From a public health perspective, perhaps this is of some interest. Given a population of sedentary people with poor diets it’s easy to foresee a mix of these drugs delaying mortality and morbidity—people will live longer, and during their extended lifespan they’ll have less disability, less illness, and require less medical care.
From my perspective though, it’s completely uninteresting. I would much rather just exercise than take a drug that provides a subset of the benefits of exercise. Similarly, I’d much rather just eat good food than take a drug that simulates some of the effects of doing so.
Do you want to live a long, healthy life? Here’s an plan for you:
- Eat a whole-food diet that’s low in sugar and refined carbs. Try to include a couple servings of salmon (or other fatty fish) per week.

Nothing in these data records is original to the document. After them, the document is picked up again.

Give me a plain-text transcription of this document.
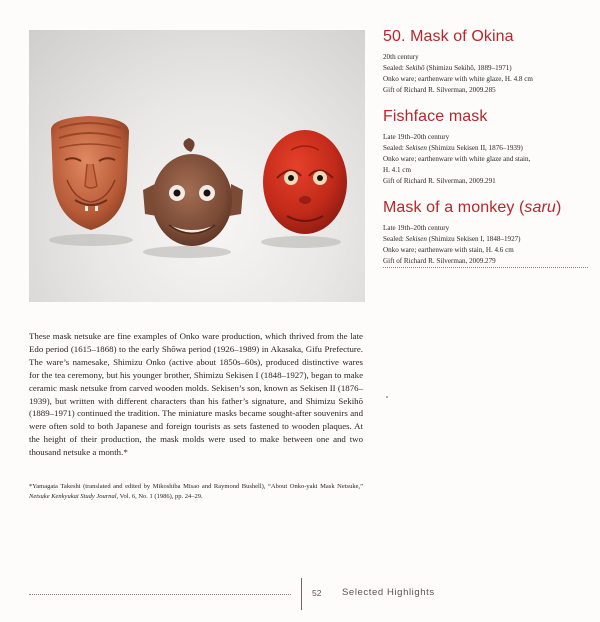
50. Mask of Okina

20th century

Sealed: Sekihō (Shimizu Sekihō, 1889–1971)

Onko ware; earthenware with white glaze, H. 4.8 cm

Gift of Richard R. Silverman, 2009.285

Fishface mask

Late 19th–20th century

Sealed: Sekisen (Shimizu Sekisen II, 1876–1939)

Onko ware; earthenware with white glaze and stain,

H. 4.1 cm

Gift of Richard R. Silverman, 2009.291

Mask of a monkey (saru)

Late 19th–20th century

Sealed: Sekisen (Shimizu Sekisen I, 1848–1927)

Onko ware; earthenware with stain, H. 4.6 cm

Gift of Richard R. Silverman, 2009.279

These mask netsuke are fine examples of Onko ware production, which thrived from the late Edo period (1615–1868) to the early Shōwa period (1926–1989) in Akasaka, Gifu Prefecture. The ware’s namesake, Shimizu Onko (active about 1850s–60s), produced distinctive wares for the tea ceremony, but his younger brother, Shimizu Sekisen I (1848–1927), began to make ceramic mask netsuke from carved wooden molds. Sekisen’s son, known as Sekisen II (1876–1939), but written with different characters than his father’s signature, and Shimizu Sekihō (1889–1971) continued the tradition. The miniature masks became sought-after souvenirs and were often sold to both Japanese and foreign tourists as sets fastened to wooden plaques. At the height of their production, the mask molds were used to make between one and two thousand netsuke a month.*

*Yamagata Takeshi (translated and edited by Mikoshiba Misao and Raymond Bushell), “About Onko-yaki Mask Netsuke,” Netsuke Kenkyukai Study Journal, Vol. 6, No. 1 (1986), pp. 24–29.
52 Selected Highlights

- Finish supper at least 3 hours before bedtime, and make sure there’s at least 12 (preferably 13 or 14) hours between the end of supper and the start of breakfast.
- Get at least 2 resistance workouts a week where you exercise your big muscles (glutes, quads, hamstrings, pecs, traps, lats) until they are briefly very tired.
- Get at least 2 endurance workouts a week where you spend an hour or so exercising at a pace that’s a little more intense than a brisk walk.
- Get 1 workout a week where you raise your heart rate to 80% of its maximum for 30 seconds, rest for 30 seconds, and then repeat for a total of 10 rounds.
- Spend some time outdoors at least several times a week.
- Sleep until you wake up naturally almost every night.
That’s it. Unless you are sick with a diagnosed condition for which there is treatment, I very much doubt there is anything modern medicine—or even bleeding-edge longevity research—can do for you that you won’t get from this plan.
I’m sure my brother is very amused that it has taken me this long to come to this conclusion.
2019-08-13 10:52
Went for a longish run at a nice easy pace. Felt good all the way through—good enough that I was going to add another half mile or so (by running around Dohme Park), only to have my knees abruptly say, “Nope. You have run the correct amount.” So I just stopped right there and came home. As I have started doing lately, I did this run in a fasted state (mumble mumble autophagy, mitophagy).